As a follow-up to 2 Metrics Startups Need to Start Tracking, the idea of measuring employee satisfaction and customer satisfaction fits in well with a section from Andy Grove’s book High Output Management. In the book he says:
Indicators tend to direct your attention toward what they are monitoring…So because indicators direct one’s activities, you should guard against overreacting. This you can do by pairing indicators, so that together both effect and counter-effect are measured.

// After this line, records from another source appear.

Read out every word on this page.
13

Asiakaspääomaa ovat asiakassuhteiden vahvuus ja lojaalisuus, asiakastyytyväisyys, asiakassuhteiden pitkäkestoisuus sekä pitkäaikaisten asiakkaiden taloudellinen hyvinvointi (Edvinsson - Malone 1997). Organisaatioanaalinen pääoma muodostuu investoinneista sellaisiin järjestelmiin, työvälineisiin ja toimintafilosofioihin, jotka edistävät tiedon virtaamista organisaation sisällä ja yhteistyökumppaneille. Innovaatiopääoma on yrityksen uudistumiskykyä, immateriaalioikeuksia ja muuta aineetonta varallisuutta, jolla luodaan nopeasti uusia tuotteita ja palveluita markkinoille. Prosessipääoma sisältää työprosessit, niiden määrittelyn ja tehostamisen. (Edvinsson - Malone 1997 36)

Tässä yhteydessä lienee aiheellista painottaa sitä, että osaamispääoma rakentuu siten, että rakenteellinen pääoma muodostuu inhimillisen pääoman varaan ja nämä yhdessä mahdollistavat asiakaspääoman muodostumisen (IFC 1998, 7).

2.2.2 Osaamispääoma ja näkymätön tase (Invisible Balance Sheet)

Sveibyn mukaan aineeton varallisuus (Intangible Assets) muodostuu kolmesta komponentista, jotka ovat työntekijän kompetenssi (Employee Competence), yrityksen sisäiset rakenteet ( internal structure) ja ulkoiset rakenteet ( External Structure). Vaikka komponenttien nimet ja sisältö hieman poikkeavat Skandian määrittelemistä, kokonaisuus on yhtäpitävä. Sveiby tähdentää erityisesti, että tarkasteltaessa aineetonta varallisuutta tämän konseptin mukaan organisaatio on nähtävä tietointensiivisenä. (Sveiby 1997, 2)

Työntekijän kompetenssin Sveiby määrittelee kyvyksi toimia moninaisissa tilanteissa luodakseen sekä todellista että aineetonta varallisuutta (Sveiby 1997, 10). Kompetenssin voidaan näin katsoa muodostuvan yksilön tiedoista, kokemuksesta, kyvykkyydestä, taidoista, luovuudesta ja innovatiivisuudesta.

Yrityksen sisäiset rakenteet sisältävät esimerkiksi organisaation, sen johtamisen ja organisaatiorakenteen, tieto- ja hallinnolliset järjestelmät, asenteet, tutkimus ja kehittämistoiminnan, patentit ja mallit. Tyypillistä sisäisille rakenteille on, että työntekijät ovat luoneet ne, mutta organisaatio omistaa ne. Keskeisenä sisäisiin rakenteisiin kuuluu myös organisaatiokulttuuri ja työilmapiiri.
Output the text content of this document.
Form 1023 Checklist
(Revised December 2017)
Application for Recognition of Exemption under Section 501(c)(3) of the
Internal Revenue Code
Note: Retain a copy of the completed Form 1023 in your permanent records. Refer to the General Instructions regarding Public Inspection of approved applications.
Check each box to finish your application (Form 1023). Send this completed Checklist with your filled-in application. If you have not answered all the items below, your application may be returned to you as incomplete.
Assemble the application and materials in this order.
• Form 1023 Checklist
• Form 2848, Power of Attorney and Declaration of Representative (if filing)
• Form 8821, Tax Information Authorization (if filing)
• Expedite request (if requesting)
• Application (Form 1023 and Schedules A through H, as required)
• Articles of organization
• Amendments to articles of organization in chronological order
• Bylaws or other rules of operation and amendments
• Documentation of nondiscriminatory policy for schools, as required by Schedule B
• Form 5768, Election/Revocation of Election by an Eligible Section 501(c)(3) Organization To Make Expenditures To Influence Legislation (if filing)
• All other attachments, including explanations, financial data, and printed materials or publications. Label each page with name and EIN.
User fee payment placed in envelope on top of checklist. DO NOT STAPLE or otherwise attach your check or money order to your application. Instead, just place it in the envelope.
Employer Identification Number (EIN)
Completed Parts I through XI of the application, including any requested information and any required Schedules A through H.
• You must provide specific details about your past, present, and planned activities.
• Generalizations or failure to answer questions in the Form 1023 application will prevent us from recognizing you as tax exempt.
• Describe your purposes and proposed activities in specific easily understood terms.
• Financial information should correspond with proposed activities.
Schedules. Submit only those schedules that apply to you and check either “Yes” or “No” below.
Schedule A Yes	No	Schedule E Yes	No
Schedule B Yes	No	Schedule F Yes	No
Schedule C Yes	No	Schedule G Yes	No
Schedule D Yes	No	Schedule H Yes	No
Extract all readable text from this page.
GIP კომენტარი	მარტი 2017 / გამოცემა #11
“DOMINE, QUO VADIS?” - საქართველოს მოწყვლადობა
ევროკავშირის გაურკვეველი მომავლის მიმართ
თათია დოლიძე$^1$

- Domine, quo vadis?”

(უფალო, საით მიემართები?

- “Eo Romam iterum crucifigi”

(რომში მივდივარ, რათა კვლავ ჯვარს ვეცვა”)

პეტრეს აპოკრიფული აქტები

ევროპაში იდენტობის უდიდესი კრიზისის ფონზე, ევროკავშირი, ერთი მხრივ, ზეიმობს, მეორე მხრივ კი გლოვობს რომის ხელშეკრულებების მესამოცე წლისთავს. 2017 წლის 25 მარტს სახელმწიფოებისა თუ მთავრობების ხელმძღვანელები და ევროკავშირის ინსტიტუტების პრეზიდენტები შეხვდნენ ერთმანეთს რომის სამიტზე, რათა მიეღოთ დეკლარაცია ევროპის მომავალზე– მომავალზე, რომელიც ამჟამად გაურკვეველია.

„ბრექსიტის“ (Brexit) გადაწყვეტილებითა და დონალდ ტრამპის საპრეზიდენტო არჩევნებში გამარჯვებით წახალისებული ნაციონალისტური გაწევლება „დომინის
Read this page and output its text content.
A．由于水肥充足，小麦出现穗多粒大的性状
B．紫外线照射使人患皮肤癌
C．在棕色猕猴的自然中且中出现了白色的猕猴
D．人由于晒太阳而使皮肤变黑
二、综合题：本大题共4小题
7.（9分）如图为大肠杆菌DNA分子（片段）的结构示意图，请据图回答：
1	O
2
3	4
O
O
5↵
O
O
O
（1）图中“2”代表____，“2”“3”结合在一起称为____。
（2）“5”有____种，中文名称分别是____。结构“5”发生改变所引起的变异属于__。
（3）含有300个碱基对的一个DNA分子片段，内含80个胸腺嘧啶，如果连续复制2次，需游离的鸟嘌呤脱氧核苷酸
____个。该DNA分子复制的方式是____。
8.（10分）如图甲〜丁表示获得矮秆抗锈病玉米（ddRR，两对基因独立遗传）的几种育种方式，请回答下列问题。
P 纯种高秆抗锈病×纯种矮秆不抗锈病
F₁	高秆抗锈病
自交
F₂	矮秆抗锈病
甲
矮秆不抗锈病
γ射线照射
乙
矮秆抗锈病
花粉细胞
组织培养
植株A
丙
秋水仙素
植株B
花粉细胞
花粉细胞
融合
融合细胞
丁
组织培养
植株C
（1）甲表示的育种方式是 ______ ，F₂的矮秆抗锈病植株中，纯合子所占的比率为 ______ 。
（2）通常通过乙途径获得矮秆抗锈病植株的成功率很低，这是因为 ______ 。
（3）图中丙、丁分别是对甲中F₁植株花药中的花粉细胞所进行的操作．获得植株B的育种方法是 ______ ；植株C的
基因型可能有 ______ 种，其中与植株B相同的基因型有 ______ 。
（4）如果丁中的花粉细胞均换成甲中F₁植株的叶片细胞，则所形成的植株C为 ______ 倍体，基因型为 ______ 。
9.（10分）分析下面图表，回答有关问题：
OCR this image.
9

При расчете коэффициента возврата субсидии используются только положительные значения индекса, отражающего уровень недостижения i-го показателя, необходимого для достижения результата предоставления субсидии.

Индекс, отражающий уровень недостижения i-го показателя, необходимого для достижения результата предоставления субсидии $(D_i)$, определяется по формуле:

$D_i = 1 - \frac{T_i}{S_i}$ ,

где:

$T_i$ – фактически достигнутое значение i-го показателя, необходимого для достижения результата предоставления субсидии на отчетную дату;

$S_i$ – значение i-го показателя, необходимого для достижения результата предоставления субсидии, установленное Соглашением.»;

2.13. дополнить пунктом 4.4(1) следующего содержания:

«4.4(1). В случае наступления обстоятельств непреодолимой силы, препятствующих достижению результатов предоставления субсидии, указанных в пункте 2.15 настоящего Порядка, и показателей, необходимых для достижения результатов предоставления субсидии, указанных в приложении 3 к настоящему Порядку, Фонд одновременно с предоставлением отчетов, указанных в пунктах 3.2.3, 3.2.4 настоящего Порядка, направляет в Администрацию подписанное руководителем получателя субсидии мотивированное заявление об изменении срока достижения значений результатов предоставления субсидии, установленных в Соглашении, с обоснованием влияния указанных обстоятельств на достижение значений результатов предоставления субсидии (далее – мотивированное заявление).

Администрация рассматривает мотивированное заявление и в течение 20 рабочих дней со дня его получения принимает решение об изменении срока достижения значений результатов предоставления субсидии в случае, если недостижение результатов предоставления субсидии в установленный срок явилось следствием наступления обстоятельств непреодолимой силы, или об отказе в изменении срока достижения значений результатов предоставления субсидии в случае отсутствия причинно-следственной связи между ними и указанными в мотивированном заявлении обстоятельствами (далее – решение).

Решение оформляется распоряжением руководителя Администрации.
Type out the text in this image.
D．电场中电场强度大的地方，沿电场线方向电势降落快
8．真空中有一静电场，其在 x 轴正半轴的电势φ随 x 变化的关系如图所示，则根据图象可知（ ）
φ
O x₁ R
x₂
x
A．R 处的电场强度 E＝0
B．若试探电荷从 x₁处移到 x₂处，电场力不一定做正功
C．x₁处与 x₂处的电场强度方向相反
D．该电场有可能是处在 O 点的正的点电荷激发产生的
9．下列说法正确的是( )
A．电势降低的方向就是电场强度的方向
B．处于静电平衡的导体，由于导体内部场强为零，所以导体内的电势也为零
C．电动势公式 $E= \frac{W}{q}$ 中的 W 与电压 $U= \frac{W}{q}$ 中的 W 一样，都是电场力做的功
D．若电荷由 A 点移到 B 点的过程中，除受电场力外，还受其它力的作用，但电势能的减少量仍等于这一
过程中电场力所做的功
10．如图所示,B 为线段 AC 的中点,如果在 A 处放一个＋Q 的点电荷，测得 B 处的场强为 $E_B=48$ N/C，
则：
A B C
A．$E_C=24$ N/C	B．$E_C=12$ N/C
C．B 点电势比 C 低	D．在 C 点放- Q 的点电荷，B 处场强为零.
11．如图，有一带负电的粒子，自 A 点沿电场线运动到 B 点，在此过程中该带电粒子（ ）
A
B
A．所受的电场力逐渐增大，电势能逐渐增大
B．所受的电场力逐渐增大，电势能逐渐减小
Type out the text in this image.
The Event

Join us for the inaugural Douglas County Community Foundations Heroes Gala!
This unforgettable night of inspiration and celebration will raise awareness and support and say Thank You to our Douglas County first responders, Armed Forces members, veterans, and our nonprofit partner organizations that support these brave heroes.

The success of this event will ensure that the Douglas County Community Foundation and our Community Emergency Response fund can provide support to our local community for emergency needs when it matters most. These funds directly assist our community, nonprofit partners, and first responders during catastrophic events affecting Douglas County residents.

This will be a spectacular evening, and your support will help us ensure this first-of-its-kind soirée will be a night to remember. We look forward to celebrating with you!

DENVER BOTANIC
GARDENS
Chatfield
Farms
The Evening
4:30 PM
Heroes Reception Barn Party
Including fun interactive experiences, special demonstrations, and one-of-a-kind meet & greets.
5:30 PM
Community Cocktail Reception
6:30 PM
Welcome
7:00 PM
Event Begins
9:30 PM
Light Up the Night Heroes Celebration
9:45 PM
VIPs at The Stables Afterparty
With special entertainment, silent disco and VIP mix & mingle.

The idea is that if there’s too much emphasis on purely quantitative metrics then people will optimize for that and hurt quality. Intuitively, this makes sense as we’ve all seen when the push for one thing reduces the quality of another (e.g. focusing exclusively on signing a large number of customers only to find that some didn’t meet the ideal customer profile and churned quickly).
Whenever designing goals and their corresponding metrics, always keep in mind the balance between quantity and quality, and find pairing indicators.
What else? What are some more thoughts on the idea of balancing quantity metrics with quality metrics?
One thought on “Balance Quantity Metrics with Quality Metrics”
In any given org, I’d wager the pendulum swings between quanity and quality. We seek the middle ground don’t we? Speaking purely from a sales perspective, if you spend all your time vetting quality you’ll never make quantity. At some point we have to “move fast and break things” and hope we have the right data to run towards the correct goal.